28 Nisan - 8 Mayıs tarihlerinde gerçekleştirilecek 27. Ankara Uluslararası Film Festivali’nin bu yılki sürprizlerinden birisi Hamlet seçkisi. Sinemaseverler, “Dünyada Çürümüş Bir Şeyler Var!” başlığı taşıyan bu bölümde Yugoslavya, Almanya, Finlandiya, Fransa ve İngiltere'den farklı dönemlerde beyazperdeye uyarlanan Hamlet filmlerini, başka bir deyişle, beş ülkeden beş farklı Hamlet yorumunu izleme fırsatı bulacak.

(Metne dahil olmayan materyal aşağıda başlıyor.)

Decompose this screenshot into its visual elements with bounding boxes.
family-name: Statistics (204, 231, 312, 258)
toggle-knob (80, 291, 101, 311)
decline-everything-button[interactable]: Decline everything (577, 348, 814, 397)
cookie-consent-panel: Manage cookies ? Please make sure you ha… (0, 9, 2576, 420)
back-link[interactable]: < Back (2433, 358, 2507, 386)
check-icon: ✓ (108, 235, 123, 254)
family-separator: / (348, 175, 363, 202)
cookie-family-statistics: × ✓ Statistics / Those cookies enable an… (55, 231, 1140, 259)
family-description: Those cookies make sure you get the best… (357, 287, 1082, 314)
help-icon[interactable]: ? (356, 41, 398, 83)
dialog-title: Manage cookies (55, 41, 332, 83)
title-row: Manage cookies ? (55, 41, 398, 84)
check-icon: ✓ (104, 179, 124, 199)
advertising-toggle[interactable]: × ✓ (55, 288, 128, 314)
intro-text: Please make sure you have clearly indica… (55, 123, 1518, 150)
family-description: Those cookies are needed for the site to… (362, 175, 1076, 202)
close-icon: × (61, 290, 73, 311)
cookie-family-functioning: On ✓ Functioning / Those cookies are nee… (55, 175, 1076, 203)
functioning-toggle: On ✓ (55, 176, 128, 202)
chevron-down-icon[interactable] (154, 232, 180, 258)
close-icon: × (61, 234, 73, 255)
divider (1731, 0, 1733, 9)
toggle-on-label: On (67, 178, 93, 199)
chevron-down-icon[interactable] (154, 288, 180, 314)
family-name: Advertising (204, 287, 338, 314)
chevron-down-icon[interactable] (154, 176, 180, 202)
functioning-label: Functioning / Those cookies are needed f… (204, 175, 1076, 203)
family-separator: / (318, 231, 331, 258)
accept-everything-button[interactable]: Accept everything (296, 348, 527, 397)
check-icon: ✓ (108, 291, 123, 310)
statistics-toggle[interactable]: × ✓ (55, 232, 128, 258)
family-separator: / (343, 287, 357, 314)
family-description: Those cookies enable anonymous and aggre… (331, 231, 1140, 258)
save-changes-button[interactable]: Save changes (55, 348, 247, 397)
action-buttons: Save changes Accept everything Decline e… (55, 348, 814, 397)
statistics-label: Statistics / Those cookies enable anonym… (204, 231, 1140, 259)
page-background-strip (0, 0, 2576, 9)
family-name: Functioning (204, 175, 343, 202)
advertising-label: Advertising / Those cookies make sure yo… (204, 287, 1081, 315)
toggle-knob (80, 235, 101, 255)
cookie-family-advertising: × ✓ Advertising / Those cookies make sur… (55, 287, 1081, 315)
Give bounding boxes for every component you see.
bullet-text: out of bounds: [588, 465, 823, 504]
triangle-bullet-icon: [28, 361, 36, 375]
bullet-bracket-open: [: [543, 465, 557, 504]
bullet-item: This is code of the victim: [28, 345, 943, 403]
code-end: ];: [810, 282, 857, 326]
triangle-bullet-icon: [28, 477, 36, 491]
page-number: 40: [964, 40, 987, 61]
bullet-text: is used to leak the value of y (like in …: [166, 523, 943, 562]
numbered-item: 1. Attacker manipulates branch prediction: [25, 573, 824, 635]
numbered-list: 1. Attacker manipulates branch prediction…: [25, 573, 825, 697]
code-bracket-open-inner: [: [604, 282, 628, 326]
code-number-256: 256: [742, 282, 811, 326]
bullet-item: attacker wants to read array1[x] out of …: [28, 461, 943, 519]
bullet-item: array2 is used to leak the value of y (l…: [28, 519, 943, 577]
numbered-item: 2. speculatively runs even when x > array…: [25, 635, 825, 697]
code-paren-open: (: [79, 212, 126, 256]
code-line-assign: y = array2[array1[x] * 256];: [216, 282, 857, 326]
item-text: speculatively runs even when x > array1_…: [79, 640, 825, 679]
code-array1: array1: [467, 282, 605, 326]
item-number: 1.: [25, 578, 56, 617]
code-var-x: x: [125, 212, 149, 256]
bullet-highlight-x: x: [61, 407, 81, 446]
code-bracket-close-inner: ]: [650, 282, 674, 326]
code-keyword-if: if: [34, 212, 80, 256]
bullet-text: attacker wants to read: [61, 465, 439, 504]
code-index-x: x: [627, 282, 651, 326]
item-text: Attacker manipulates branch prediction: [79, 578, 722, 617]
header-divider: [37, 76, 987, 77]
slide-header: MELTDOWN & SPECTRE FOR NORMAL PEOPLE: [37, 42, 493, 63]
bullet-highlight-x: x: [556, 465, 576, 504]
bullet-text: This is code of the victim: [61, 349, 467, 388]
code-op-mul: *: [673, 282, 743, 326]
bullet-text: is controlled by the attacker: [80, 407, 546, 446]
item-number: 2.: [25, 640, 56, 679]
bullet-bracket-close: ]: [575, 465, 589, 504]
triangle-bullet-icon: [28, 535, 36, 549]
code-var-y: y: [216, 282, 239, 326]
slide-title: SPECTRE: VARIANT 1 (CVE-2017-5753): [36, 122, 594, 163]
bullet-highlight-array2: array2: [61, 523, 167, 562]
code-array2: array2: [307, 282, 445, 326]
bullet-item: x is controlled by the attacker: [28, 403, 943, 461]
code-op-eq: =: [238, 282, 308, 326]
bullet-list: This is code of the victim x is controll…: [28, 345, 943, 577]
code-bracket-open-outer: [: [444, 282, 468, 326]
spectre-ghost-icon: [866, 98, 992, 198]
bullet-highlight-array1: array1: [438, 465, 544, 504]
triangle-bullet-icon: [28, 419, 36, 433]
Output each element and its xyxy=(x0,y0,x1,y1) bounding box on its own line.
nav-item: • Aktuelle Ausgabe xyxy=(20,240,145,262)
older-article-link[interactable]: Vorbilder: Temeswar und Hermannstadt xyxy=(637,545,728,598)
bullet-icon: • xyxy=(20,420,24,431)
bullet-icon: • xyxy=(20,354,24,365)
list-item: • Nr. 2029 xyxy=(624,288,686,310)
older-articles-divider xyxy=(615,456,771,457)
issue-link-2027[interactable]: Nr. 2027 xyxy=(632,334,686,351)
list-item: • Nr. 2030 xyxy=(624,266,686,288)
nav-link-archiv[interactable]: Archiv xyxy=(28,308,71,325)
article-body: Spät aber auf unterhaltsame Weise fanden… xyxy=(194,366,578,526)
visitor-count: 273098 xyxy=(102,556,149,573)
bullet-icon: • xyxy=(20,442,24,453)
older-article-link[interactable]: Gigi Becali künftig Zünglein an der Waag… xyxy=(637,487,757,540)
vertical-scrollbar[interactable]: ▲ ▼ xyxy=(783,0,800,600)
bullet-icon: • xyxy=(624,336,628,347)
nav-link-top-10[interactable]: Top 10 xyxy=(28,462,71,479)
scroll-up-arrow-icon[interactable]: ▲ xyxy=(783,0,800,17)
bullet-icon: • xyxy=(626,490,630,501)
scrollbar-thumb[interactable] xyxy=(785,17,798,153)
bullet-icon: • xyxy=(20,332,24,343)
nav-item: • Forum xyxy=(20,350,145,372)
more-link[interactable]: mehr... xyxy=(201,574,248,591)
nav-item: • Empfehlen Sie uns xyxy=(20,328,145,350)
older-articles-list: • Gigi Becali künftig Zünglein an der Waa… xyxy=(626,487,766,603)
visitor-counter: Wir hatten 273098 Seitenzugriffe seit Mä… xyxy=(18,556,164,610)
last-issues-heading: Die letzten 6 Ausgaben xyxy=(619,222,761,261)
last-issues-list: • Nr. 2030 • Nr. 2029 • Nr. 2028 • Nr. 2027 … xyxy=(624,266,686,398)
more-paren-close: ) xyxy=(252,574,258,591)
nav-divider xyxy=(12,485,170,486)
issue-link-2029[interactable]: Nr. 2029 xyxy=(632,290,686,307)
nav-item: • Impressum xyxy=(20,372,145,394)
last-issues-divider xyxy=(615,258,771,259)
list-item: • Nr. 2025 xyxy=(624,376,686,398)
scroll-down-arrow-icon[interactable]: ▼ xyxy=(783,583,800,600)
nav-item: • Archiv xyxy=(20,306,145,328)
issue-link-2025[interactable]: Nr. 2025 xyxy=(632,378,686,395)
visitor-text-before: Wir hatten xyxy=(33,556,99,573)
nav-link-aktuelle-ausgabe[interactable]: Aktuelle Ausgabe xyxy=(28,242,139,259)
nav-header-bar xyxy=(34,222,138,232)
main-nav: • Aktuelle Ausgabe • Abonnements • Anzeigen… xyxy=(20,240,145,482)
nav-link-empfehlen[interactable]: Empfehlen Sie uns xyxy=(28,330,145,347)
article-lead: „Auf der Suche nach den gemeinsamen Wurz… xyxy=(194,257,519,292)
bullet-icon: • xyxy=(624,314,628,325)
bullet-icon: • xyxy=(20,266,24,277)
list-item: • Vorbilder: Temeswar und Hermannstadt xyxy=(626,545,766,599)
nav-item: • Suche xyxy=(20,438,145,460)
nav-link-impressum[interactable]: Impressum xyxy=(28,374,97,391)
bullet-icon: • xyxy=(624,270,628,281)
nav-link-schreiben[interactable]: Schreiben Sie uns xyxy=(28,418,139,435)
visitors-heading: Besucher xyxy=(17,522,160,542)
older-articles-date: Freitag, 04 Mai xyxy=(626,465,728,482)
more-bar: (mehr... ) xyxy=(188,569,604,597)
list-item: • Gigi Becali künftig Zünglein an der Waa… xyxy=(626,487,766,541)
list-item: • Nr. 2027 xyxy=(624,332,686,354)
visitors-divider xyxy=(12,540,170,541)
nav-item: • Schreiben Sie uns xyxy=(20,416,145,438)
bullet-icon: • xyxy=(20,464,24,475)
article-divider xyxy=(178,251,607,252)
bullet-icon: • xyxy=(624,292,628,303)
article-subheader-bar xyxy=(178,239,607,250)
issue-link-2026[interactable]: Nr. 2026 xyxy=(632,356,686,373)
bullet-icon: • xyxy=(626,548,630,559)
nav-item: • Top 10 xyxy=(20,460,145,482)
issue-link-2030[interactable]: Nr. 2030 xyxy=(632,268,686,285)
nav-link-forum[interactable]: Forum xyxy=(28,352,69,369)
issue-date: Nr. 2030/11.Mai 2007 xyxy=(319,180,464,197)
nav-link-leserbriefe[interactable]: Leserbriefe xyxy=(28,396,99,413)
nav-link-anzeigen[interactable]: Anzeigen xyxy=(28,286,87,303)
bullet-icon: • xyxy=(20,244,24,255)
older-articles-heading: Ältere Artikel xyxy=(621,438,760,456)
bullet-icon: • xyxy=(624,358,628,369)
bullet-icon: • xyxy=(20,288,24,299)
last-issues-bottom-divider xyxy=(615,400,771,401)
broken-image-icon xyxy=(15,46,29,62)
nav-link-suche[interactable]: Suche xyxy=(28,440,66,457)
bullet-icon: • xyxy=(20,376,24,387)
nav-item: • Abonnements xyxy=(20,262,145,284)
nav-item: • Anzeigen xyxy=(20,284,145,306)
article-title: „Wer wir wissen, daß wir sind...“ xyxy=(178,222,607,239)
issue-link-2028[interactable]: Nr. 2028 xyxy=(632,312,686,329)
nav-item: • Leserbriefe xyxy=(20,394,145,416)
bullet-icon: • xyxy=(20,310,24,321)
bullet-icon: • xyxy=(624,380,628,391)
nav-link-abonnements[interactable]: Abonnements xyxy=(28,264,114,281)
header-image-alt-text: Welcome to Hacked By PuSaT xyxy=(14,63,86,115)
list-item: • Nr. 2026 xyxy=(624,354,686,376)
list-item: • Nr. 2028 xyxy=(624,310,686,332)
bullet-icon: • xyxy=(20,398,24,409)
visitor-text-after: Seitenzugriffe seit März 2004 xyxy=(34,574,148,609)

Bu özel seçkide ayrıca Yeni Dalga akımının temsilcilerinden Claude Chabrol, tiyatro ve sinema dünyasında hem oyuncu hem yönetmen olarak önemli izler bırakmış Laurence Olivier ile Finlandiyalı usta yönetmen Aki Kaurismaki’nin imzasını taşıyan Hamlet uyarlamaları da yer alıyor.
Neden Hamlet?
Dört asırdır sahnelenen Hamlet, hakikat arayışı, adaletin tesis edilmesi, muktedire direnme, entelektüelin bir türlü eyleyemeyişi gibi temalarıyla güncelliğini korumaya devam ediyor. Metnin çok katmanlılığı farklı coğrafyalarda ve farklı zamanlarda birçok kez sahnelenmesine ve beyazperdeye de sayısız kez uyarlanmasına imkan verdi. Bu bağlamda seçki, sinemaseverleri Shakespeare’in bu eskimeyen ve “sürekli geri dönen vahşi oğluna” bir kez daha bakmaya davet ediyor.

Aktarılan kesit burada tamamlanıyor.